Functions of Corporate Strategy Department

Functions of Corporate Strategy Department

Given below are the following three functions of corporate strategy department:

Environmental scanning

The member of corporate strategy department particularly monitors and analyze the internal as well as external factors of environment. It do so, for the identification of strengths, weaknesses, opportunities and threats.

Preparation of strategic plans

Corporate strategy department also helps managers to make strategic plans for the overall activities of the organization. Moreover, it gives all the relevant data/information to the managers so that they can make further plans for future.

Advisory role

Generally, the owner of the firm or CEO of the firm, takes advises from the team of corporate strategy for taking important decision.

Corporate department team gives proper advice to the owner for the further decision-making operations.

Given below are the following two advisory role:

  • Teaching role: The firm owner calls corporate strategy team particularly for helping managers of different departments. It do so, for learning concepts of planning. And also to know how to achieve the tasks effectively which they have planned before.
  • Generating strategy: The member of corporate strategy department are responsible for generation of corporate plans as well as strategy.
Corporate strategy cycle

The owner/CEO of the firms gives the responsibility of making overall strategy of the firm to the corporate strategy department.

Importance of Corporate Level Strategy

Given below are the following importance of CLS:

Allocation of resources

Corporate level strategy not only helps the firm for the allocation of its resources but also use them in various investment opportunities. It allocates all the resources in such a way that the overall resources can be fully utilized.

For running successful business

Corporate level strategy makes strategies especially for the various department of the firm. Meanwhile, it do it, so that they can run a successful business for a long run.

It makes strategies as per the working of the corporate so that the business can be run successfully.

Drives performance

Generally, corporate level strategy directs the employees of the firm to work as per their guidelines. And it also improves the performance of the employees.

Improves competitive position

Corporate level strategy not only helps the firm to grow but also gives guidelines to compete with other firms.

In fact, helps in managing the activities as well as operations for improving the competitive position of the firm.

Profit maximization

Corporate level strategy helps the organization significantly for achieving the maximum profit through various strategies.
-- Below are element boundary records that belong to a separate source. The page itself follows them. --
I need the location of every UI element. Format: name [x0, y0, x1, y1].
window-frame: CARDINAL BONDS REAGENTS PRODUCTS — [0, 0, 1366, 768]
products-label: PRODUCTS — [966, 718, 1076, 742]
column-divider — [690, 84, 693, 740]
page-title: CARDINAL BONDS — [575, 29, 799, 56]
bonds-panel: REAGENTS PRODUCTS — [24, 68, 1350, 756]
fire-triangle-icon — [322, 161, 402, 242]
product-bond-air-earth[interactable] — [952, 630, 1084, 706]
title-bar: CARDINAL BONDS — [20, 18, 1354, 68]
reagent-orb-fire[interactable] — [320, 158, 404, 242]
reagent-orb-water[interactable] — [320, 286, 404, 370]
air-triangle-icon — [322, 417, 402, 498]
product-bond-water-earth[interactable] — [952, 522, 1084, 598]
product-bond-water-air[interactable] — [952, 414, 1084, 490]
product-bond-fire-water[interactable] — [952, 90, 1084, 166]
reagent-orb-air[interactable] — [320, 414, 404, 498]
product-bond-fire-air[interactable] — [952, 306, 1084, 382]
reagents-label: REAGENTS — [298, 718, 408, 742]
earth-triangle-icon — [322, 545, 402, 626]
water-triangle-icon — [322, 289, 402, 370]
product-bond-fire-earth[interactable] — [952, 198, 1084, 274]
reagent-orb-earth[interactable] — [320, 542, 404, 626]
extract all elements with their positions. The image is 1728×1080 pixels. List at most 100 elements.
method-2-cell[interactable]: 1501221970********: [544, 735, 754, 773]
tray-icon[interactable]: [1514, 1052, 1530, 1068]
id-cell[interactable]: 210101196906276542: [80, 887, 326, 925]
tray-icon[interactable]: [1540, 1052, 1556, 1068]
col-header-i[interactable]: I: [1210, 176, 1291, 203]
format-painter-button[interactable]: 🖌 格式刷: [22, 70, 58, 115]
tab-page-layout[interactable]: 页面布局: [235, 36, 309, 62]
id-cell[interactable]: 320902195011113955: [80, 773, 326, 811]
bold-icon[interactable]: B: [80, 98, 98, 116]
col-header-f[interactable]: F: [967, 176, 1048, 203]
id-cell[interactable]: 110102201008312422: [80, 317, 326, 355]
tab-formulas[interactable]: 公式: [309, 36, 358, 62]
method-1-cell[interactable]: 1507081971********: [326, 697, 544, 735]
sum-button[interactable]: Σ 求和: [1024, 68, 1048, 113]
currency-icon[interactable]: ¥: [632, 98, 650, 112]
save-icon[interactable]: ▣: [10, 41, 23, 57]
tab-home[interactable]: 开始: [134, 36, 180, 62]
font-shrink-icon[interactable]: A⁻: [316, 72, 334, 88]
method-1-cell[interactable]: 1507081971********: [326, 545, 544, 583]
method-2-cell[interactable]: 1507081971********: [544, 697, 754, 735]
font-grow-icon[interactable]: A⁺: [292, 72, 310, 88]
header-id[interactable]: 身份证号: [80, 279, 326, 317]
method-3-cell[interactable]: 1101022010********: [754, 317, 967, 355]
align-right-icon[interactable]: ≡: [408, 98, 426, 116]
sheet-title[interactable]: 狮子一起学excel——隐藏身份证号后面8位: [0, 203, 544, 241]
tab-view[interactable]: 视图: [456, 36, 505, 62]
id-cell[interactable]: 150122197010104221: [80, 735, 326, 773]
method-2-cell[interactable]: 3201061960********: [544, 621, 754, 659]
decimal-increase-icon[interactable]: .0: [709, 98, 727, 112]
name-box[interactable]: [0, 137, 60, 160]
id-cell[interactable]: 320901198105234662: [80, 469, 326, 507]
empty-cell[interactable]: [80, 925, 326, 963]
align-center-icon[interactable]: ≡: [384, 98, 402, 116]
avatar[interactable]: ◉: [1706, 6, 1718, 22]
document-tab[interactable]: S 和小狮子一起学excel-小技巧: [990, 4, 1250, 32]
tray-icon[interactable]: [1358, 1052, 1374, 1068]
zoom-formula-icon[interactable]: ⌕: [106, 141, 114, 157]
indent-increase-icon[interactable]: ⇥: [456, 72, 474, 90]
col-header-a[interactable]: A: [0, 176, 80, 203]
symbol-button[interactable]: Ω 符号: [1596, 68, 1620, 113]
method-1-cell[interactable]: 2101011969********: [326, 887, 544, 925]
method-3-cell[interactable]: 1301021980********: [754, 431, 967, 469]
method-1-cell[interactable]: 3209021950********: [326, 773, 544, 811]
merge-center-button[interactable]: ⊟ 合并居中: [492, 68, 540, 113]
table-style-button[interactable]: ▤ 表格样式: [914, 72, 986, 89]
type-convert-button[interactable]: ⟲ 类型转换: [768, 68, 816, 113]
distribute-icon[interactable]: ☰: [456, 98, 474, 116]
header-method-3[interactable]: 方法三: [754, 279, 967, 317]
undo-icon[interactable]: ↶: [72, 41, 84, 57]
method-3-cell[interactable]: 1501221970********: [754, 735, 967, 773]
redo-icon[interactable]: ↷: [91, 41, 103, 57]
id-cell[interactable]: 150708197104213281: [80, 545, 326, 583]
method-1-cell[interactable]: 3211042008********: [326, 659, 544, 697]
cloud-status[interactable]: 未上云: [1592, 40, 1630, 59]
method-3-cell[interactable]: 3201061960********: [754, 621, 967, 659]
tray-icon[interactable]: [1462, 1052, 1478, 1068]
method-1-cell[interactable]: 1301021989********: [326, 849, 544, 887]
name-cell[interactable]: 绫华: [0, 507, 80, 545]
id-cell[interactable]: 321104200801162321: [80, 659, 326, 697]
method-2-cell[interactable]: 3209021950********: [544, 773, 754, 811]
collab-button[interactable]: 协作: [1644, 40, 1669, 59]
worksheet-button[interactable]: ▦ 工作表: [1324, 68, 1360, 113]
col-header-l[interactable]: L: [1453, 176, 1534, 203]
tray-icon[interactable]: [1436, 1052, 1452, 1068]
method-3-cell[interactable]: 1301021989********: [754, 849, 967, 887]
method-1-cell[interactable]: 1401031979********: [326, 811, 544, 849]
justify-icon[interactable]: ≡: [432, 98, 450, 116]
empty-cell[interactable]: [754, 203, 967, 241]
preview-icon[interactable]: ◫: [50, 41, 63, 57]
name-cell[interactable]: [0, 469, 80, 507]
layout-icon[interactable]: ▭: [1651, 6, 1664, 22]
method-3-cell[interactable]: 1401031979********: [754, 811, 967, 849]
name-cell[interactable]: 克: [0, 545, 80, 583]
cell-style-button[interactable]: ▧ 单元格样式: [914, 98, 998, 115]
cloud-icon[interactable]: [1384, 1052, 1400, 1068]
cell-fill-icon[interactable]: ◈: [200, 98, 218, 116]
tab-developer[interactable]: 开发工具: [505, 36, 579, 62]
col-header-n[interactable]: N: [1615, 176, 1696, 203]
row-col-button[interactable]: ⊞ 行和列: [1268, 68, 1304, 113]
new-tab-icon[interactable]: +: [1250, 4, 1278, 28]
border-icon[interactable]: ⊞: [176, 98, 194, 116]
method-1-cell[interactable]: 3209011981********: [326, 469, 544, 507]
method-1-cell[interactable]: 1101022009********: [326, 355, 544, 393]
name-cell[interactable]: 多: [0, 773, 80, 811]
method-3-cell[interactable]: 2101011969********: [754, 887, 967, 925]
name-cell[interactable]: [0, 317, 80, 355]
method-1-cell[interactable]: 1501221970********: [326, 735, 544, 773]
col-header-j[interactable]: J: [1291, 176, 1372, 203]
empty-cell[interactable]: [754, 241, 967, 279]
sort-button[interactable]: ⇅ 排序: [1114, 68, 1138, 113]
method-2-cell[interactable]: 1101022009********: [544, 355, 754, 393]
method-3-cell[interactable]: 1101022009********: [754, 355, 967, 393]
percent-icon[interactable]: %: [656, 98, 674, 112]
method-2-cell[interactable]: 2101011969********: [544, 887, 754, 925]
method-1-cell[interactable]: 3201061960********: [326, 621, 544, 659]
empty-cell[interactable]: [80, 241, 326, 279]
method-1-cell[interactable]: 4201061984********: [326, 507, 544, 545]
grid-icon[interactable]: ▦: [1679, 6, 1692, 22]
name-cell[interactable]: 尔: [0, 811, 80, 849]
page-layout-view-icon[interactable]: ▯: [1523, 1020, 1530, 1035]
It also provides combination of strategies for the accomplishment of objectives. So that, the firm can earn maximum profit at limited risk.


On the whole, corporate level strategy is an effective strategy for the corporate. Through which, the company can grow faster in for a long run with limited risk.

It also provides various strategies as well as the combination of strategies for achieving the objectives of the firms. It also helps other departments so that they can complete their task in an efficient way.

In short, every corporate must formulate corporate level strategy for running a successful enterprise.

Also Read: Entrepreneurial Development Program- 1 Key for Becoming Entrepreneur


(1) What does CLS generally mean?

(Ans.) Generally, CLS stands for Corporate Level Strategy. Corporate Level Strategy defines plans for the specific target of corporate for achieving its overall business goals in long run.

(2) What is the role of Corporate level strategy?

(Ans.) Basically, corporate level strategy not only maximizes the business profitability but also maintains the financial success of corporate in the future.

(3) What corporate strategy does Starbucks chiefly use?

(Ans.)  Starbucks corporate strategy particularly focus on the company’s long-term growth. Starbucks company makes efforts especially for expanding its business in the emerging market.
Most importantly expansion of business in developing nations is the corporate strategy of the Starbucks.